Yunhuan Wu

20 SJTU ME | 24 CMU MSAIE-ME
Robotics/AI Engineer

0%

Introduction

Robotic navigation aids humans in essential scenarios, including airport customer boarding, commercial meeting receptions, and disaster site navigation. While individuals benefit from robotic services, these services pose accessibility challenges for people with disabilities. Robots may face limitations in mobility, vision, hearing, and cognitive reasoning, hindering disabled individuals’ access to these services. As robotic services become increasingly prevalent, ensuring they are inclusive and accessible is crucial, accommodating human disabilities with adaptations such as slower movements, standing support, and hazard detection. To address this issue, this study introduces a novel Accessibility-Aware Reinforcement Learning model (ARL). ARL extracts disability-related information from human behavioral observations using a context embedding neural network. It then adjusts robot motions to provide inclusive assistance to individuals with disabilities. The results validate ARL’s efficacy in enabling robots to make accessibility-aware decisions, thereby enhancing their support for individuals with disabilities.

Design

1

Pipeline

This paper develops a novel accessibility-aware deep reinforcement learning model that contains accessibility encoder and context embedding process.

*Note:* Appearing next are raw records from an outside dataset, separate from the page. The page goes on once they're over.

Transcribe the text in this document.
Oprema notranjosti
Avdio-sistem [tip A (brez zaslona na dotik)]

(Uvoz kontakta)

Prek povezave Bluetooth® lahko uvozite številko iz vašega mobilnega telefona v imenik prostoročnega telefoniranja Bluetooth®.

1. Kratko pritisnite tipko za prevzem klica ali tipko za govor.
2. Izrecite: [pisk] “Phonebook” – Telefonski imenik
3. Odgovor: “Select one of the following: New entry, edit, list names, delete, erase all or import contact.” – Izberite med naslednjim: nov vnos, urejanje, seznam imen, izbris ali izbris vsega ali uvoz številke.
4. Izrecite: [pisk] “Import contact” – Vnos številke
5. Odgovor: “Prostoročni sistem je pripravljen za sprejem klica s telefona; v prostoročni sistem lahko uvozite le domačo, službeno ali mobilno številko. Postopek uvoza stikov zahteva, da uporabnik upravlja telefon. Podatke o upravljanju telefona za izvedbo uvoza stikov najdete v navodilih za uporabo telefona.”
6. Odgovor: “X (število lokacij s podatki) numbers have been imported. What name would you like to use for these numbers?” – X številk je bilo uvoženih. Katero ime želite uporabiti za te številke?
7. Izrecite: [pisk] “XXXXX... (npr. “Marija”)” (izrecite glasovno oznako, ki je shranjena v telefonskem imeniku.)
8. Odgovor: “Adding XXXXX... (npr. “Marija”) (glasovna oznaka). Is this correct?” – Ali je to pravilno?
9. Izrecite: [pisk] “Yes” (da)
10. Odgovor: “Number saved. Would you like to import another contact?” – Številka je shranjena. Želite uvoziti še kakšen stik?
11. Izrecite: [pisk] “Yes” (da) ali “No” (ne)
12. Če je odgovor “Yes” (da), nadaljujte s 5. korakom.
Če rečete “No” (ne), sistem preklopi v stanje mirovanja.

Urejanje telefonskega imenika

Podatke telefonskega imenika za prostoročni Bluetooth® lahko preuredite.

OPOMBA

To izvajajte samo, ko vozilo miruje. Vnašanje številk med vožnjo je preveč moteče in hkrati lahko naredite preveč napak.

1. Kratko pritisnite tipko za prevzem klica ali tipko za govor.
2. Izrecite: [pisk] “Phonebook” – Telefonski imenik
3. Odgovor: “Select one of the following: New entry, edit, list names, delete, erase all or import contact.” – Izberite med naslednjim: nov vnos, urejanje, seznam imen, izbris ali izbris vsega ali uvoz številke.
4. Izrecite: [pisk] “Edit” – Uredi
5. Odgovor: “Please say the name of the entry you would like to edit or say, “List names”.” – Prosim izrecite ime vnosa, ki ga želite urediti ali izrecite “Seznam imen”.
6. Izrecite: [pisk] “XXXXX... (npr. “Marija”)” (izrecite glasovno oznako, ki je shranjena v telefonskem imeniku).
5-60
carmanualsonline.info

  • Accessibility Encoder: A domain-knowledge guided encoder is developed to extract accessibility features from accessibility information precisely.
  • Context Embedding Process: A context embedding process is trained to adjust the robot’s behavior for both accessibility adaptation and task accomplishments.

Evaluation

2

Quantitative results. This illustrates how ARL refines other navigation models.

2

Result. (a) Experiment setting (b) Behavior Comparison in Three Scenarios W/ and W/O ARL.

Conclusion

This paper introduces a novel accessibility-aware robot learning model, leveraging domain knowledge for seamless integration with existing navigation policies. The model proficiently extracts and utilizes accessibility features from human movement data, enabling the robot to operate in an accessibility-conscious and disabled-friendly manner. By incorporating four distinct navigation modes—leading, waiting, assistance, and protect—the model guarantees that robots offer timely and suitable assistance across various movement disability scenarios.

Future work will focus on evaluating the robot in real-world scenarios. Besides, to extend the practical applicability, we aim to apply ARL to broader robotic assistive scenarios with different robot types and configurations.